Court Opinion

ID: 9697204
Source: CourtListenerOpinion
Date Created: 2023-08-25 19:08:34.606927+00
Date Added: 2024-06-11T18:20:29.943218
License: Public Domain

Coleman, J.
(dissenting). The Court has held "that the one-year-back provision [of the Worker’s Compensation Act] is a defense which can be waived”. I consider it a limitation on the Worker’s Compensation Appeal Board’s authority and thus dissent.
*385In Loucks v Bauman, 356 Mich 514; 97 NW2d 321 (1959), the WCAB failed to apply the one-year-back provision. Chief Justice Dethmers and two other justices said in one opinion that the provision "does not impose a limitation of actions * * * which may be deemed waived by defendant’s failure to assert it as a defense, but, on the contrary, it places a limitation on the power of the appeal board which cannot be waived by parties”.
In a separate concurrence, Justice Edwards agreed that the WCAB erred by not applying the provision:
"Whatever the reason may be for the appeal board’s omission, in my view, the language of the [provision] is clear and * * * it bars recovery in the fact situation presented as to any compensation prior to [the one-year-back date].”

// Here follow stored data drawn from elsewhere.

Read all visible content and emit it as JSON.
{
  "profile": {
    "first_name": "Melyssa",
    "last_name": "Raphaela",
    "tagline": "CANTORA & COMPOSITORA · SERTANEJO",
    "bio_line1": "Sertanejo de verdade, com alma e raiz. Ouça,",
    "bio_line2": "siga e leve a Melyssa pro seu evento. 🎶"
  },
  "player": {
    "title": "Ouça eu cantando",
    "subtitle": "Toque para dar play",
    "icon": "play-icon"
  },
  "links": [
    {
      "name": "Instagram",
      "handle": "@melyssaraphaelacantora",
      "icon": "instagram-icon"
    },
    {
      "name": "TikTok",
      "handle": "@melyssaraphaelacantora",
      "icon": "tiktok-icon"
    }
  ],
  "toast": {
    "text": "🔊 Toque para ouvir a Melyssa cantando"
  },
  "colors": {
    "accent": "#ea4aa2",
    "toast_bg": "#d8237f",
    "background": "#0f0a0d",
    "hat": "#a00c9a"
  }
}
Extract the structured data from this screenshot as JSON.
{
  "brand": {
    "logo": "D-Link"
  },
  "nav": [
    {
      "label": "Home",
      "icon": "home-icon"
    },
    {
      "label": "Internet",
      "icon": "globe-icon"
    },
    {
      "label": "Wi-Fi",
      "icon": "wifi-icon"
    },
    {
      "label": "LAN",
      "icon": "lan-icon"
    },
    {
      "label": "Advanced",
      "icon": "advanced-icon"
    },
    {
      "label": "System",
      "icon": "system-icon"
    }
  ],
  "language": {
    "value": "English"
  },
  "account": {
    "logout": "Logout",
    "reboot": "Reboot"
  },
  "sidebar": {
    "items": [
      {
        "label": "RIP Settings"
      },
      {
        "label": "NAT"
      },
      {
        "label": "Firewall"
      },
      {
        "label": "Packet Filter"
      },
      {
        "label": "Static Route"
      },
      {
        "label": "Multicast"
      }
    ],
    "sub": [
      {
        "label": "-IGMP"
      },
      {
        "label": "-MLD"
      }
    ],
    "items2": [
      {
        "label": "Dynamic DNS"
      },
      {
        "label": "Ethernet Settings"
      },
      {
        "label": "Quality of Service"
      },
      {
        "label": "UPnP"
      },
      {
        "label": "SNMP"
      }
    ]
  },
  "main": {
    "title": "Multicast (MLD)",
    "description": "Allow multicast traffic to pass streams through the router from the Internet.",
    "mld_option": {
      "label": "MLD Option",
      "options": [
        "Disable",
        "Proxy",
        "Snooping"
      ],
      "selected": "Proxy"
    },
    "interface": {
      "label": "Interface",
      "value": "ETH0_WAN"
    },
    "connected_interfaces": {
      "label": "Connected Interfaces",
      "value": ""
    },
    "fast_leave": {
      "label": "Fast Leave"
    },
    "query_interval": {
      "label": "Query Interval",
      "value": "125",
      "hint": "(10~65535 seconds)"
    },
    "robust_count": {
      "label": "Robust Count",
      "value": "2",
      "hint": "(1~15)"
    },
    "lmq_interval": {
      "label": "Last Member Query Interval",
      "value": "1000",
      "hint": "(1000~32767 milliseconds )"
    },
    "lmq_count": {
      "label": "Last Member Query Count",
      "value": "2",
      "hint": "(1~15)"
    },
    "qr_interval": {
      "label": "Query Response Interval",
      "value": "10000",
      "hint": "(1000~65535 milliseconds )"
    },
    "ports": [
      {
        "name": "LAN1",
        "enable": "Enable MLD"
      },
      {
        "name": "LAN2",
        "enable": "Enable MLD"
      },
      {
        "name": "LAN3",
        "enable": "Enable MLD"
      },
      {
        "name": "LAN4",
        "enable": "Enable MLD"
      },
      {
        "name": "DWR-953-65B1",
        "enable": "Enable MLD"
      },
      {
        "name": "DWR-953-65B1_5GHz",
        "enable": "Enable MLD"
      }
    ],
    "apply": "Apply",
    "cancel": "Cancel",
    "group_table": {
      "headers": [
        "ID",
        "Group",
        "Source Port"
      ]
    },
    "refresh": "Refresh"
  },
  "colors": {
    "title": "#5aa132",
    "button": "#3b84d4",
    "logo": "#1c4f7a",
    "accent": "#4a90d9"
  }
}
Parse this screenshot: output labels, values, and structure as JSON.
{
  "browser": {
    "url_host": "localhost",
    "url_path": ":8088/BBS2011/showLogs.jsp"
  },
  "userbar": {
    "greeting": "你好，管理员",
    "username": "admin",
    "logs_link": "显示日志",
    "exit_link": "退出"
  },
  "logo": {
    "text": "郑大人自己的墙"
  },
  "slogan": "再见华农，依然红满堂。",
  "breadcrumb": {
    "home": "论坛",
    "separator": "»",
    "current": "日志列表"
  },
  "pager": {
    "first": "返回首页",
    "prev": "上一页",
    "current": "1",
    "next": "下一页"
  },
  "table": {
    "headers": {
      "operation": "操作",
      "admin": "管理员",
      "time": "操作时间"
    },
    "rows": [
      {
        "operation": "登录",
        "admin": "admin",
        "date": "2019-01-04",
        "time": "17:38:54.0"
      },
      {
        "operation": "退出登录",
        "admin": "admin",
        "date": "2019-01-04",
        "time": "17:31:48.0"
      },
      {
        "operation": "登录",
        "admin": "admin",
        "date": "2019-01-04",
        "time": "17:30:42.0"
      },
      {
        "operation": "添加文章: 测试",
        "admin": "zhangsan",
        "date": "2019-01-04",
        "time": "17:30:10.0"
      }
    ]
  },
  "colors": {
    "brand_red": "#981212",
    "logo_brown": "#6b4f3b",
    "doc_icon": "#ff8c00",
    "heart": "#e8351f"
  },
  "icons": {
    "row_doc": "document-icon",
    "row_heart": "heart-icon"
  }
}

This analysis was echoed by the Court of Appeals in Baldwin v Chrysler Corp, 67 Mich App 61; 240 NW2d 266 (1976), where the defendant, injured in 1943, filed a petition for compensation on February 10, 1972. The Court read the one-year-back provision and made this analysis:
"We do not read the foregoing as a statute of limitations, but rather as a limit on the Workmen’s Compensation Appeal Board’s authority to order the payment of benefits. Thus any benefits awarded prior to February 10, 1971, would not be authorized by law, and the order appealed from is erroneous as far as it requires payments prior to February 10, 1971.”
In Kleinschrodt, the Court today has overruled Loucks and Baldwin on the basis of a not altogether accurate footnote in Kushay v Sexton Dairy Co, 394 Mich 69; 228 NW2d 205 (1975), a footnote which was appended to the statement that Sexton *386"failed properly to preserve” certain issues "and that there is, therefore, no need to address the merits of those issues”. The Court’s opinion hangs on this slender thread. It does not justify its conclusion on legal or policy grounds. I find it unconvincing and would uphold the reasoned conclusions in Loucks and Baldwin. I would affirm.
Ryan, J., concurred with Coleman, J.